Jon Scheyer: Dejar el basket con 25 años para entrenar en Duke

Muy atípica la historia de Jon Scheyer, de la que España fue una parte importante.  Sucedió en la temporada 2012-13 en el Herbalife Gran Canaria: esta leyenda de Duke a la que llegaron a apodar ‘el Jordan judío’ jugaba sus últimos partidos como profesional, cuando solo tenía 25 años, antes de retirarse para integrar el cuadro técnico de la propia Duke. Raro, ¿no?

Scheyer, nacido en Northbrook (Illinois), era un escolta de un tiro finísimo, de una gran mecánica y competitivo al máximo. Se hartó de anotar en su estado natal y luego acabó en Duke, donde completó cuatro años a buen nivel, atinadísimo en los triples y desde la línea de tiros libres. También le sobraba inteligencia ni espíritu ganador (campeones en 2010 con 18,2 puntos suyos), pero dudas sobre su físico le dejaron fuera del ‘draft’. Aún así, persiguió el sueño NBA jugando las ligas de verano con Miami Heat y Los Angeles Clippers. Sufrió un desprendimiento de retina en un partido y eso le condenó a la liga de desarrollo, donde firmó algún partido notable con los Rio Grande Valley Vipers, pero no su objetivo de escalar el siguiente paso.
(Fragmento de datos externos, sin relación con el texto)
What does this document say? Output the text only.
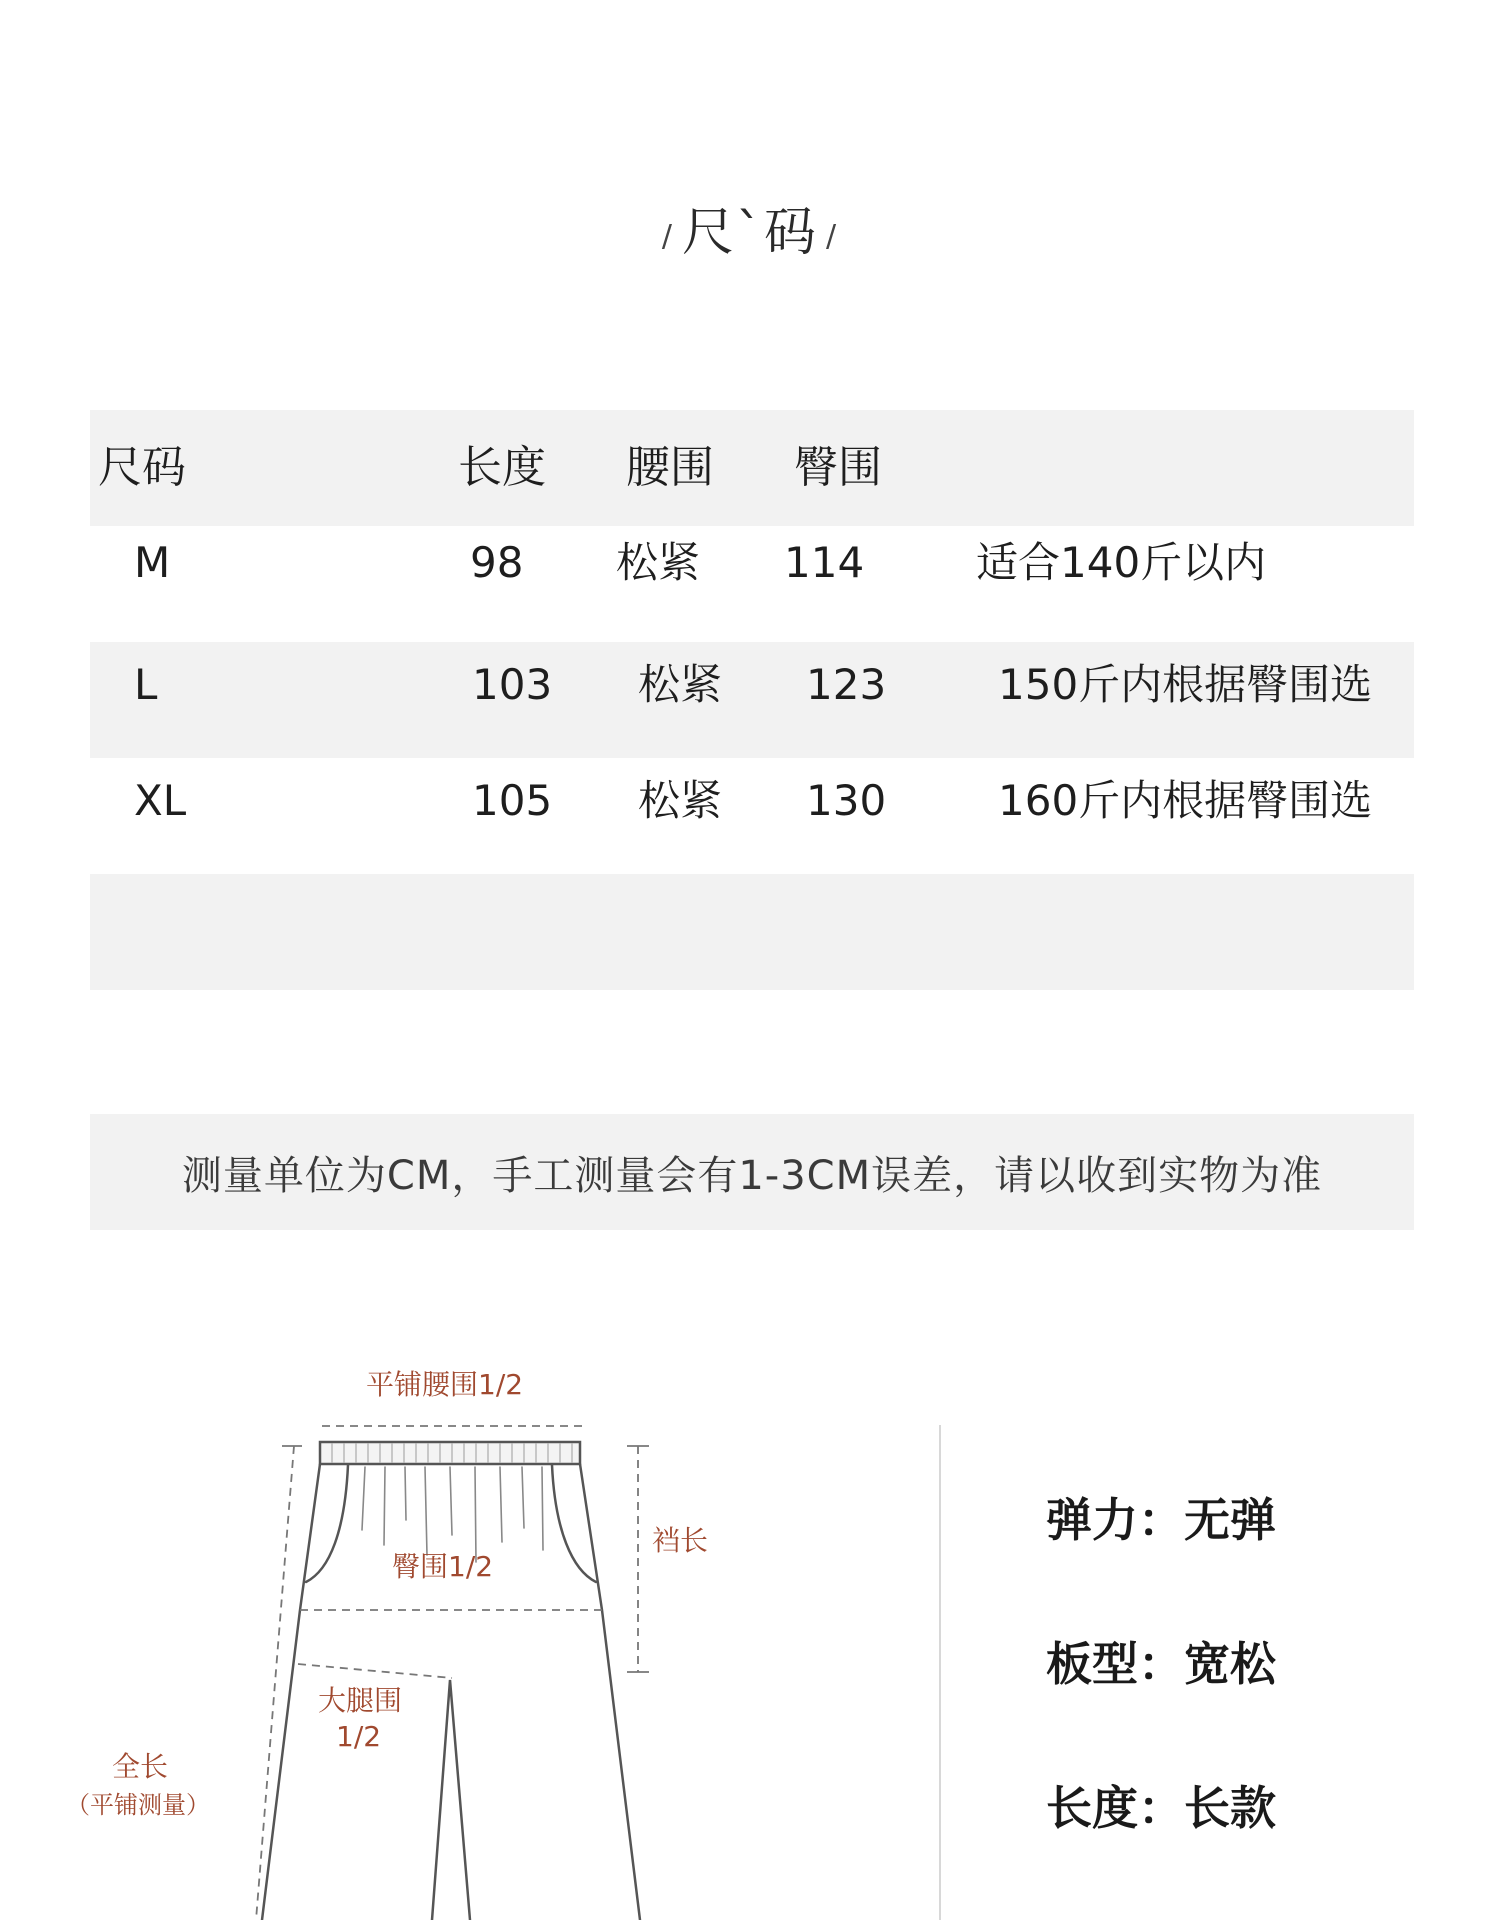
/ 尺`码 /
尺码	长度 腰围 臀围
M	98 松紧 114	适合140斤以内
L	103 松紧 123	150斤内根据臀围选
XL	105 松紧 130	160斤内根据臀围选
测量单位为CM，手工测量会有1-3CM误差，请以收到实物为准
平铺腰围1/2
臀围1/2
裆长
大腿围
1/2
全长
（平铺测量）
弹力：无弹
板型：宽松
长度：长款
En el Herbalife Gran Canaria 2012-13.

Se vio obligado a jugar con gafas protectoras. Su condición de judío le permitía adoptar fácilmente la nacionalidad israelí, lo que le convirtió en pieza codiciada por el Maccabi de David Blatt, que le firmó un gran contrato en verano del 2011. No destacó ni tampoco metió la cabeza en su siguiente intento con los Sixers. Eso lo aprovecharon en Gran Canaria para hacerse con servicios. ¿Podía ser un jugador útil en la Liga Endesa?

Empezó bien, pero poco a poco fue perdiendo protagonismo y terminó firmando unos números bastante grises: 5,6 puntos en 20 minutos y, sobre todo, porcentajes por debajo de lo esperado (29,3% en tiros de 2, 33,3% en triples y 68,2% en libres). Intentó integrarse siempre con buena predisposición, pero no terminó de dar la medida. Poco antes de concluir la liga regular, recibió una oferta de Duke para incorporarse al grupo de colaboradores de Mike Krzyzewski (lo cual no es poco aval, dicho sea de paso) y la aceptó, abandonando el equipo en la jornada 31.
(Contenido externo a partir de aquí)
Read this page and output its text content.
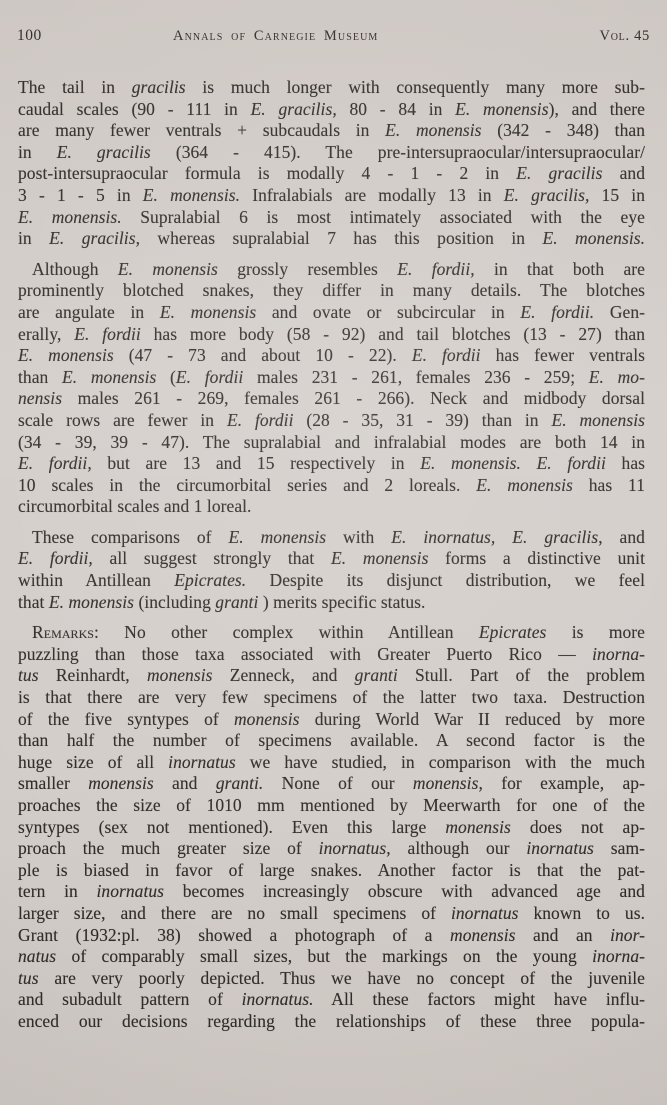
100	Annals of Carnegie Museum	Vol. 45
The tail in gracilis is much longer with consequently many more sub-
caudal scales (90 - 111 in E. gracilis, 80 - 84 in E. monensis), and there
are many fewer ventrals + subcaudals in E. monensis (342 - 348) than
in E. gracilis (364 - 415). The pre-intersupraocular/intersupraocular/
post-intersupraocular formula is modally 4 - 1 - 2 in E. gracilis and
3 - 1 - 5 in E. monensis. Infralabials are modally 13 in E. gracilis, 15 in
E. monensis. Supralabial 6 is most intimately associated with the eye
in E. gracilis, whereas supralabial 7 has this position in E. monensis.
Although E. monensis grossly resembles E. fordii, in that both are
prominently blotched snakes, they differ in many details. The blotches
are angulate in E. monensis and ovate or subcircular in E. fordii. Gen-
erally, E. fordii has more body (58 - 92) and tail blotches (13 - 27) than
E. monensis (47 - 73 and about 10 - 22). E. fordii has fewer ventrals
than E. monensis (E. fordii males 231 - 261, females 236 - 259; E. mo-
nensis males 261 - 269, females 261 - 266). Neck and midbody dorsal
scale rows are fewer in E. fordii (28 - 35, 31 - 39) than in E. monensis
(34 - 39, 39 - 47). The supralabial and infralabial modes are both 14 in
E. fordii, but are 13 and 15 respectively in E. monensis. E. fordii has
10 scales in the circumorbital series and 2 loreals. E. monensis has 11
circumorbital scales and 1 loreal.
These comparisons of E. monensis with E. inornatus, E. gracilis, and
E. fordii, all suggest strongly that E. monensis forms a distinctive unit
within Antillean Epicrates. Despite its disjunct distribution, we feel
that E. monensis (including granti ) merits specific status.
Remarks: No other complex within Antillean Epicrates is more
puzzling than those taxa associated with Greater Puerto Rico — inorna-
tus Reinhardt, monensis Zenneck, and granti Stull. Part of the problem
is that there are very few specimens of the latter two taxa. Destruction
of the five syntypes of monensis during World War II reduced by more
than half the number of specimens available. A second factor is the
huge size of all inornatus we have studied, in comparison with the much
smaller monensis and granti. None of our monensis, for example, ap-
proaches the size of 1010 mm mentioned by Meerwarth for one of the
syntypes (sex not mentioned). Even this large monensis does not ap-
proach the much greater size of inornatus, although our inornatus sam-
ple is biased in favor of large snakes. Another factor is that the pat-
tern in inornatus becomes increasingly obscure with advanced age and
larger size, and there are no small specimens of inornatus known to us.
Grant (1932:pl. 38) showed a photograph of a monensis and an inor-
natus of comparably small sizes, but the markings on the young inorna-
tus are very poorly depicted. Thus we have no concept of the juvenile
and subadult pattern of inornatus. All these factors might have influ-
enced our decisions regarding the relationships of these three popula-
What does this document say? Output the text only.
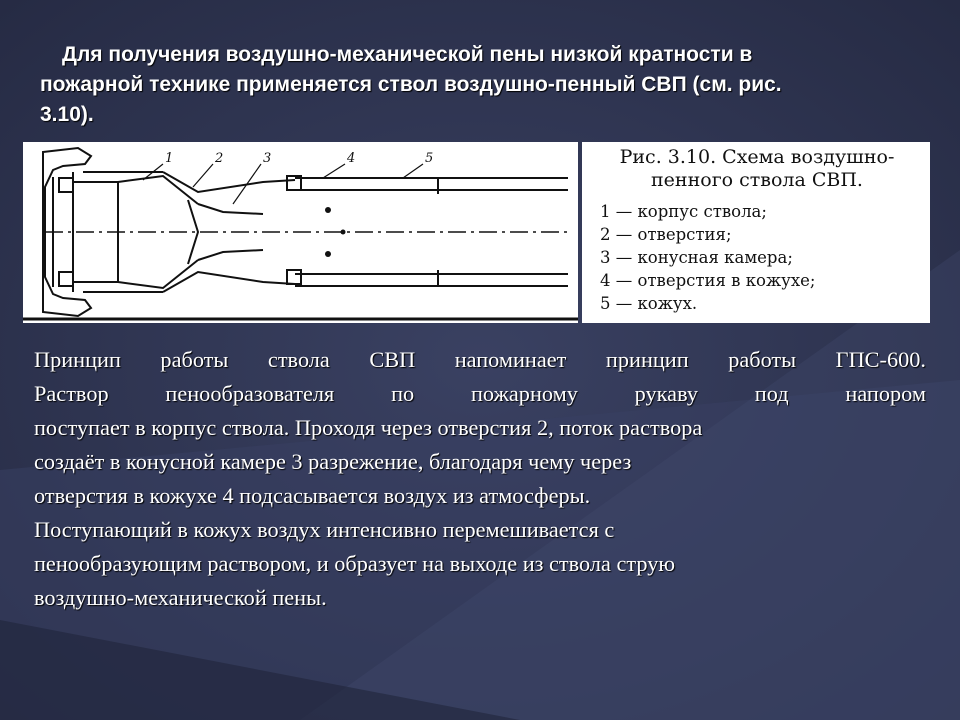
Для получения воздушно-механической пены низкой кратности в
пожарной технике применяется ствол воздушно-пенный СВП (см. рис.
3.10).
1	2	3	4	5	Рис. 3.10. Схема воздушно-
пенного ствола СВП.
1 — корпус ствола;
2 — отверстия;
3 — конусная камера;
4 — отверстия в кожухе;
5 — кожух.
Принцип работы ствола СВП напоминает принцип работы ГПС-600.
Раствор пенообразователя по пожарному рукаву под напором
поступает в корпус ствола. Проходя через отверстия 2, поток раствора
создаёт в конусной камере 3 разрежение, благодаря чему через
отверстия в кожухе 4 подсасывается воздух из атмосферы.
Поступающий в кожух воздух интенсивно перемешивается с
пенообразующим раствором, и образует на выходе из ствола струю
воздушно-механической пены.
A nivel personal, le retrata bastante la carta pública de despedida que redactó en la que daba las gracias a todos, especialmente a los aficionados: “Sois de los aficionados más apasionados ante los que jamás he jugado, y no os puedo agradecer los suficiente todas vuestras palabras de ánimo a lo largo del año, y especialmente en las últimas dos semanas”. “Estoy orgulloso de lo que hemos sido capaces de conseguir”, escribió, prometiendo seguir al ‘GranCa’ allá donde estuviese. Y donde está todavía es en Duke, al lado de ‘Coach K’. En estos años ha ido escalando puestos en el escalafón de un centro de tanto prestigio y no sería raro verle dentro de poco al mando de un gran banquillo.

En el banquillo de Duke como asistente de Mike Krzyzewski.